Installing windows in a mobile home doesn’t require pricy equipment. If you have the following items in your toolbox, there’s a good chance you can tackle the job yourself.

  • Safety glasses/goggles
  • A small pry bar/crowbar
  • A tape measure
  • A level
  • A caulking gun
  • A hammer
  • A power drill
  • A screwdriver + screws
  • Putty and utility knives
  • Shims

How to install a mobile home replacement window

1. Remove the old window

This step boils down to simply locating the frame and unscrewing. Where it might get complicated is if the outer edge of the frame is under the cladding (lap-siding mounted); this will require you to remove and replace sections of siding for access. 

2. Measure the rough opening

When measuring for your replacement window, it’s imperative that you measure the rough opening in the wall of your home — not the window you’re replacing. Your home and its foundation can shift over time, resulting in an opening that is not square and level. 

You’ll want to take three measurements in each direction (for a total of six) to check for discrepancies — top, center, and bottom on the vertical axis AND left, center, and right on the horizontal axis. Variances greater than ⅛ of an inch indicate the need for adjustment (this is where you employ the shims). If there are major adjustments to be made, you might want to contact a professional installer in your area.

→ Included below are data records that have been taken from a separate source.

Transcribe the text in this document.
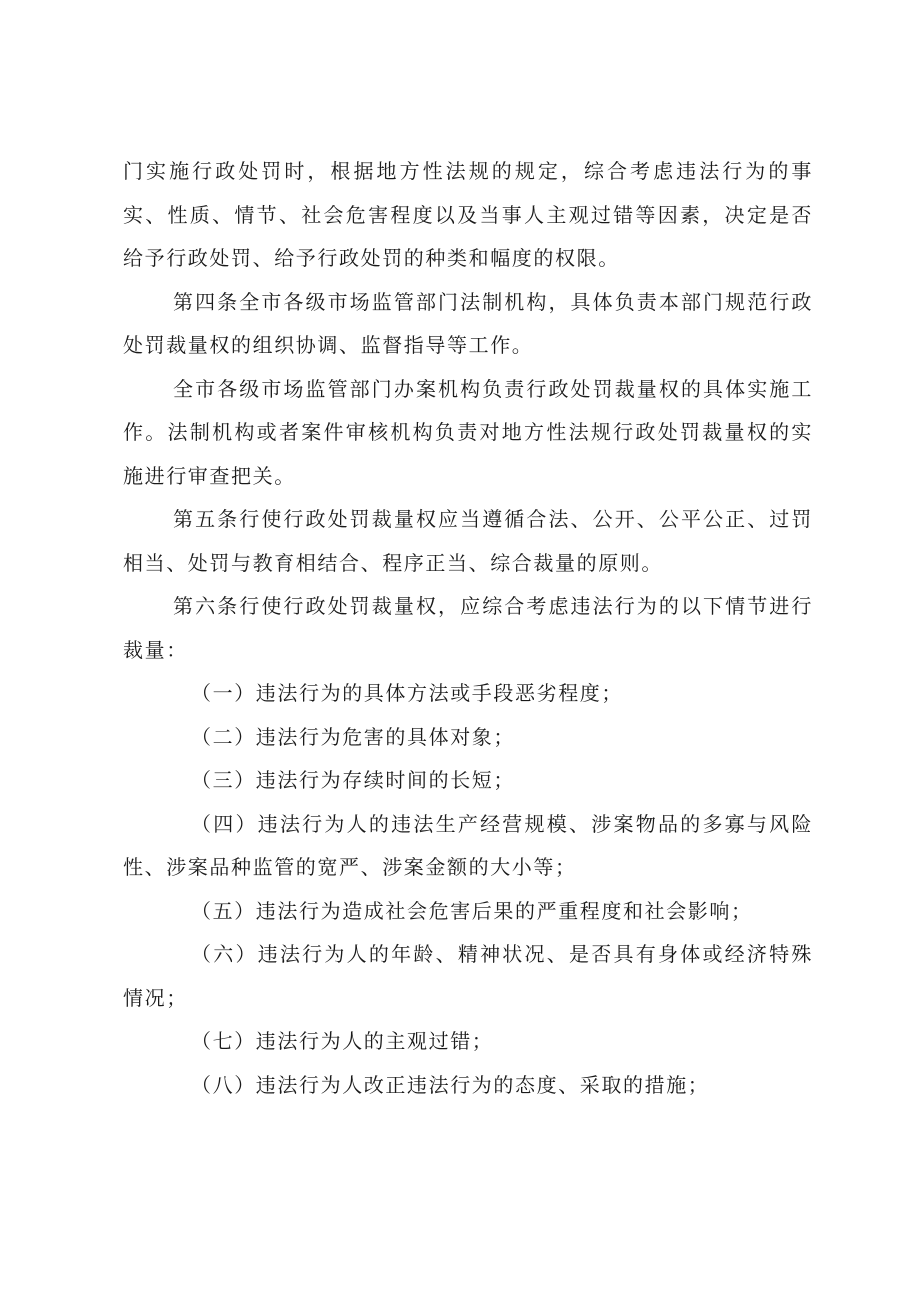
门实施行政处罚时，根据地方性法规的规定，综合考虑违法行为的事实、性质、情节、社会危害程度以及当事人主观过错等因素，决定是否给予行政处罚、给予行政处罚的种类和幅度的权限。

第四条全市各级市场监管部门法制机构，具体负责本部门规范行政处罚裁量权的组织协调、监督指导等工作。

全市各级市场监管部门办案机构负责行政处罚裁量权的具体实施工作。法制机构或者案件审核机构负责对地方性法规行政处罚裁量权的实施进行审查把关。

第五条行使行政处罚裁量权应当遵循合法、公开、公平公正、过罚相当、处罚与教育相结合、程序正当、综合裁量的原则。

第六条行使行政处罚裁量权，应综合考虑违法行为的以下情节进行裁量：

（一）违法行为的具体方法或手段恶劣程度；

（二）违法行为危害的具体对象；

（三）违法行为存续时间的长短；

（四）违法行为人的违法生产经营规模、涉案物品的多寡与风险性、涉案品种监管的宽严、涉案金额的大小等；

（五）违法行为造成社会危害后果的严重程度和社会影响；

（六）违法行为人的年龄、精神状况、是否具有身体或经济特殊情况；

（七）违法行为人的主观过错；

（八）违法行为人改正违法行为的态度、采取的措施；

It’s important to select a replacement window that fits the smallest of your measurements for width and height. Also pay attention to sash thickness — some homes are constructed from 2x4s, while others from 2x3s. 

3. Prepare rough opening and insert the replacement window

Use your putty knife to scrape away old caulk and putty from the rough opening; then apply new caulk with your caulking gun. Insert the replacement window and screw in place. 

4. Seal and finish

Use a quality silicone sealant around the entire outside perimeter of the window frame to ensure your new window is air- and watertight. If you had to remove siding for the window installation, replace it and you’re done!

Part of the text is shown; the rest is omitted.